Her four dogs, Argus, Kiara, Keyra and Nilah, demand our attention as she tells us her story and shows us her creations.
Ruth Guevara is an empirical artist from Nicoya who makes handicrafts with a Guanacastecan cultural identity. One of the main materials she works with is the jícaro (calabash tree) gourd.
From a very young age, arts and crafts attracted her attention, so her mother always encouraged her to take courses such as fabric painting, sewing and embroidery. For a decade, Ruth worked as a hairstylist and manicurist, but due to health problems, she gradually moved away from aesthetics to dedicate herself completely to making use of her artistic abilities.
In 2017, she created her company, Creaciones Imperio Colonial. She began by making bottles, souvenirs, mugs and office supplies using cold porcelain. The technique also led her to explore her sculpting skills because she began to decorate her creations with shapes of animals, plants, and flowers.
Although she uses gourds as the main basis for her crafts, she also works with fabric dyes, tilapia fish leather, clay, acrylic paint, takes advantage of recycled materials and even does some sewing on some of her gourd jewelry and purses. She is currently learning to work leather and perfecting her pottery techniques.
This Nicoyan artist was selected by the Costa Rican Tourism Institute (ICT) for its program called “Faces of Tourism,” for which 20 people were selected from different tourism areas nationwide. Of these, only four are from Guanacaste.
It’s a great honor, it’s a blessing and it’s something very valuable to see that your work, even if it’s small, even if it’s a small business venture, is worth it and has the capacity to reach more. And that my product is really admired and valued,” she remarked.

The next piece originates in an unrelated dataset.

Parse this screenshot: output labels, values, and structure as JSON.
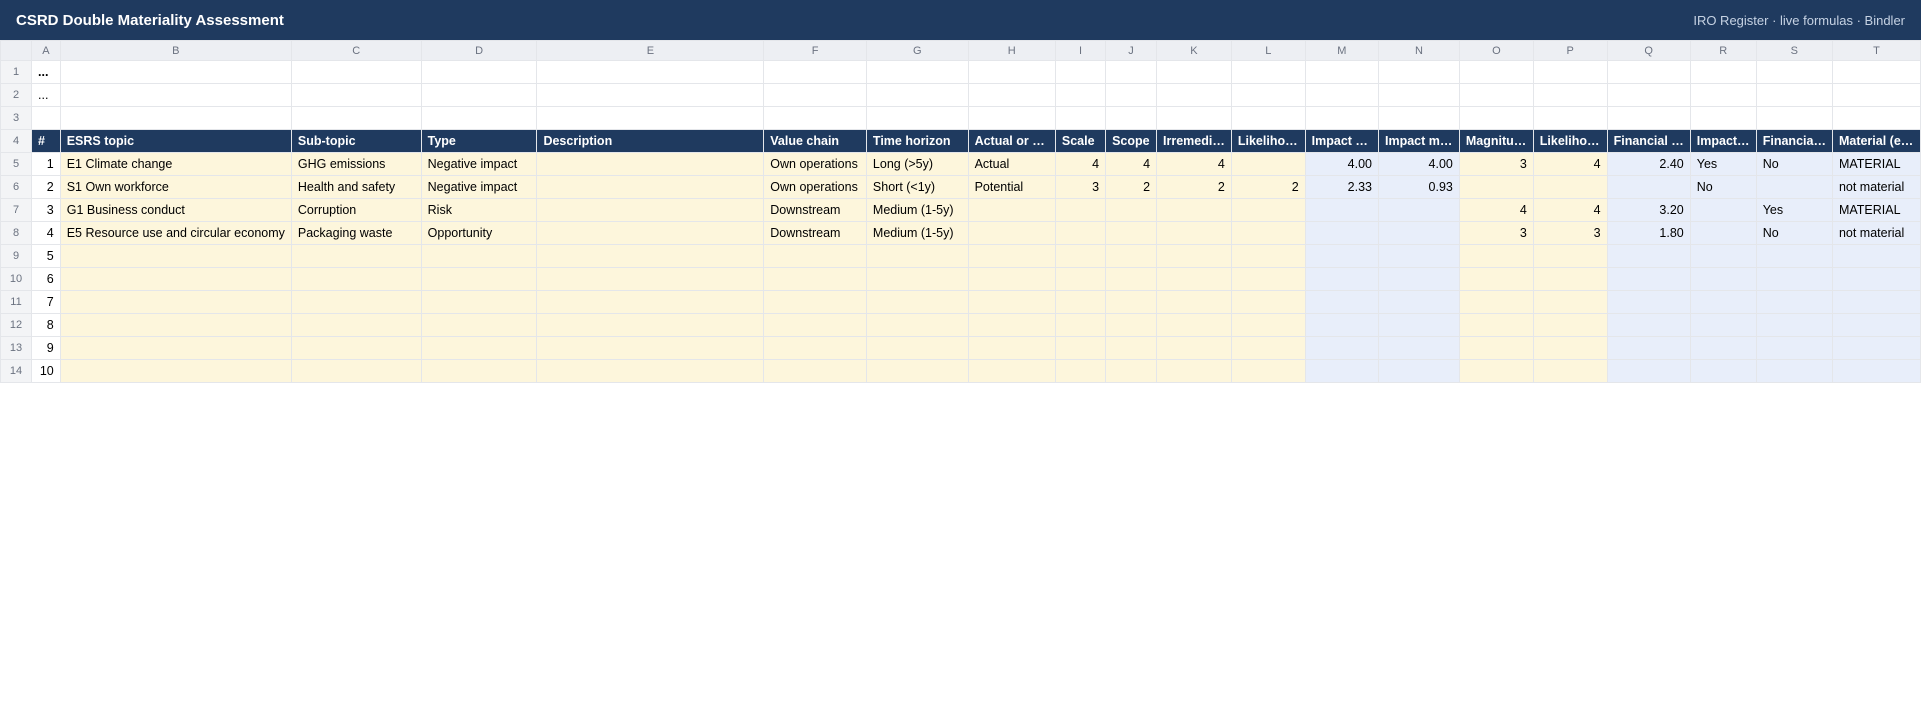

In some publications, Minister of Tourism William Rodríguez has expressed his admiration for Ruth and her work. “It’s admirable to see people like Mrs. Ruth keeping Costa Rican traditions alive,” he wrote in a commentary that showed off her creations.
In her pieces, she represents animals, plants and indigenous figures related to Guanacaste. She says that she seeks to keep her roots alive while always looking for a way to appeal to current and modern tastes.
Ruth is convinced that when buying a handmade piece that is not industrially made, the person who buys it tends to be more interested in elements such as the material and the inspiration that led the artisan to create that piece or garment.
I can’t appeal to a [little] girl or a teenage girl with a carved gourd. She isn’t going to give that piece the value it has. So my intention is that, through a product of mine, be it jewelry or a purse, the clientele is interested in knowing a little more about the piece. What’s the story of that purse, what is the jícaro gourd and what is the tradition that it represents?” she relates.
Her creations have crossed borders. Some people who have bought her pieces have taken them as gifts to Brazil, Japan, the United States and soon to Belgium.